Codara Summary
Sachverhalt, Spruch und rechtliche Beurteilung – kompakt zusammengefasst.
Der Verwaltungsgerichtshof hat durch den Vorsitzenden Senatspräsident Dr. Bachler sowie die Hofräte Mag. Eder und Dr. Schwarz als Richter, unter Mitwirkung der Schriftführerin Mag.a Christl, in der Rechtssache der Revision 1. des M alias M S,
2. der Z S, beide in D, beide vertreten durch Mag. Ronald Frühwirth, Rechtsanwalt in 8020 Graz, Grieskai 48, gegen das Erkenntnis des Bundesverwaltungsgerichtes vom 17. Oktober 2016, Zlen. 1) Zl. W242 2136795-1/4E, 2) W242 2136794-1/4E, betreffend Angelegenheiten nach dem AsylG 2005 und dem FPG, den Beschluss gefasst:
Das Revisionsverfahren wird bis zur Vorabentscheidung durch den Gerichtshof der Europäischen Union in der Rechtssache C-646/16 über die mit Beschluss des Verwaltungsgerichtshofes vom 14. Dezember 2016, EU 2016/0007 und 0008 (Ra 2016/19/0303 und 0304), vorgelegten Fragen ausgesetzt.
1 Das Bundesamt für Fremdenwesen und Asyl wies mit Bescheiden vom 31. August 2016 die Anträge der revisionswerbenden Parteien auf internationalen Schutz gemäß § 5 Abs. 1 Asylgesetz 2005 zurück und stellte jeweils fest, dass gemäß Art. 13 Abs. 1 der Verordnung (EU) Nr. 604/2013 (Dublin III-Verordnung) Kroatien zuständig sei.

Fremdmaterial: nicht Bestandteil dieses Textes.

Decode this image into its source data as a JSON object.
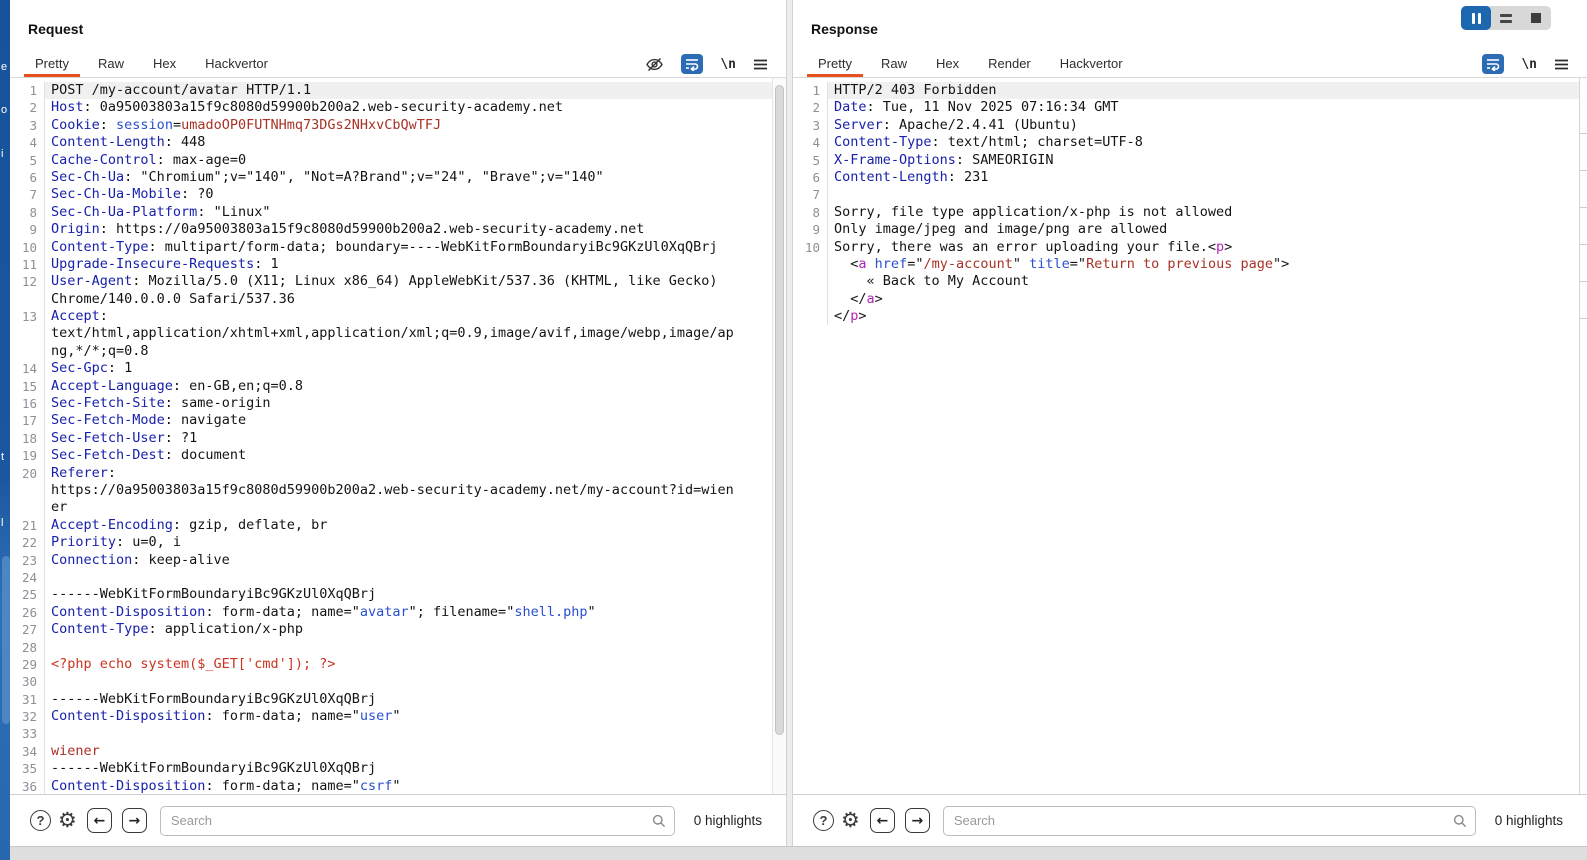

Unter einem erließ die Behörde gemäß § 61 Abs. 1 Fremdenpolizeigesetz 2005 (FPG) die Anordnung zur Außerlandesbringung der revisionswerbenden Parteien und sprach aus, dass die Abschiebung nach Kroatien gemäß § 61 Abs. 2 FPG zulässig sei. Die dagegen erhobenen Beschwerden wies das Bundesverwaltungsgericht mit dem in Revision gezogenen Erkenntnis ab.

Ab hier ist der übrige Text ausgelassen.